17. A Builder/Developer may not make agreements with city, county, or state agencies “in perpetuity” that bind communities to obligations and costs after the Builder/Developer turns over the community to a resident run POA/HOA. (States other than Florida have legislated this item)
18. Club Plans are subordinate to POA/HOA by laws. Club Dues, Fees, and assessments are paid directly to the POA/HOA who distribute funds to the club to cover expenses.
19. Club owners and club owner management may not sit on a POA/HOA board of directors. (PGA Verano as an example where Kolter employees occupy 3 of 4 seats on the POA board of directors and also preside over Club Talavera and the amenities). Note: 4th seat is occupied by the representative of Cresswind (55Plus within Verano, that has recently transitioned to HOA for a portion of their assessment).
20. POA/HOA by laws and Club Plans may not force arbitration as the only means to settle disputes.
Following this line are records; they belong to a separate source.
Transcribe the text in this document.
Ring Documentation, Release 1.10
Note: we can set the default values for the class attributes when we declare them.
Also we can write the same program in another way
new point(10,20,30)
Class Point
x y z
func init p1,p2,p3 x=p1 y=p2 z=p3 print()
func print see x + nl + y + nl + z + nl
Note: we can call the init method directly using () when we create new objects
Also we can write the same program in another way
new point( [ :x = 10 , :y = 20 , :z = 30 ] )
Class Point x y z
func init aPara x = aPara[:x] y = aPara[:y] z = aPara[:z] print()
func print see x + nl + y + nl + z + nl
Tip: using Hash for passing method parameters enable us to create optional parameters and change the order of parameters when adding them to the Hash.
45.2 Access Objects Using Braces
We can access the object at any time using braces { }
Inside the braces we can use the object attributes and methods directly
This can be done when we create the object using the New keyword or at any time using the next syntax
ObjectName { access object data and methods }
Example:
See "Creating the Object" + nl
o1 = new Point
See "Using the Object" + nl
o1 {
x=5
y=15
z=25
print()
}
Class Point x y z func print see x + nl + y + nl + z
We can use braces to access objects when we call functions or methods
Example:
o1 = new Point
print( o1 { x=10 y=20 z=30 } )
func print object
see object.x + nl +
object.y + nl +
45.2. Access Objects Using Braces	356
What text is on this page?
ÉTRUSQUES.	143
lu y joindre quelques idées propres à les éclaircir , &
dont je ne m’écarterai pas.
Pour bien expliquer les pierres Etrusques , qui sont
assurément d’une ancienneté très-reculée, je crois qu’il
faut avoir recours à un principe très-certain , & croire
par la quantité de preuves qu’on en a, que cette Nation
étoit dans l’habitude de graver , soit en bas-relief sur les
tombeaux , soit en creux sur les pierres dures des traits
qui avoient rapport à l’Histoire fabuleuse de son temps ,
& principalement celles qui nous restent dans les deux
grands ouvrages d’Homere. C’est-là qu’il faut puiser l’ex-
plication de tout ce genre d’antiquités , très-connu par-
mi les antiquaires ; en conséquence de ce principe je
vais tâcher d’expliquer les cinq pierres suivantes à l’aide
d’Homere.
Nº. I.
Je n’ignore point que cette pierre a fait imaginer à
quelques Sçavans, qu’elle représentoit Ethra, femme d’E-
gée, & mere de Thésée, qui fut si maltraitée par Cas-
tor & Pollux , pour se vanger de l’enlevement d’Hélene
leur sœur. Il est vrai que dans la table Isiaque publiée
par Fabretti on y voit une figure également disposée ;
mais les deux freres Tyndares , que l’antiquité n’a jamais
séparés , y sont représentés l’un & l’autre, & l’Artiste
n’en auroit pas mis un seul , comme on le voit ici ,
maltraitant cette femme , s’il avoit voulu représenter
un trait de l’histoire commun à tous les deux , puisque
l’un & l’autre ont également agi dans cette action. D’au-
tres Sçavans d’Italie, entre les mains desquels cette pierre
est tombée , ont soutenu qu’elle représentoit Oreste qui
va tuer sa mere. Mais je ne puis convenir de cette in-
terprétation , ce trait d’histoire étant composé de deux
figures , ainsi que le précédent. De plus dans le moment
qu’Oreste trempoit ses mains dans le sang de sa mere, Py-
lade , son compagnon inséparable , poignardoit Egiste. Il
Residents’ choices to settle disputes should include small claims court, arbitration, mediation, civil court, or negotiated settlement.
POA/HOA by laws and Club Plans may not preclude payment of attorney fees for complainant damage awards and set.
21. POA/HOA by laws and Club Plans may not preclude payment of attorney fees for complainant damage awards and settlements.
22. Builder/developers may provide a list of independent arbitration organizations, but may not control the process of choosing an arbitration organization. Residents/club members must have alternatives and the same right to provide an arbitration organization to settle disputes. If agreement cannot be reached on a arbitration organization, the dispute reverts to civil court for settlement.
23. Builder developers may provide a list or arbitrators to conduct arbitration proceedings. Residents have an equal right to provide a list of arbitrators. If agreement cannot be reached on an arbitrator, the dispute reverts to civil court for settlement.
24. For arbitration proceedings, the rules for arbitration as defined by the arbitration organization take precedent over club plans and POA/HOA by laws.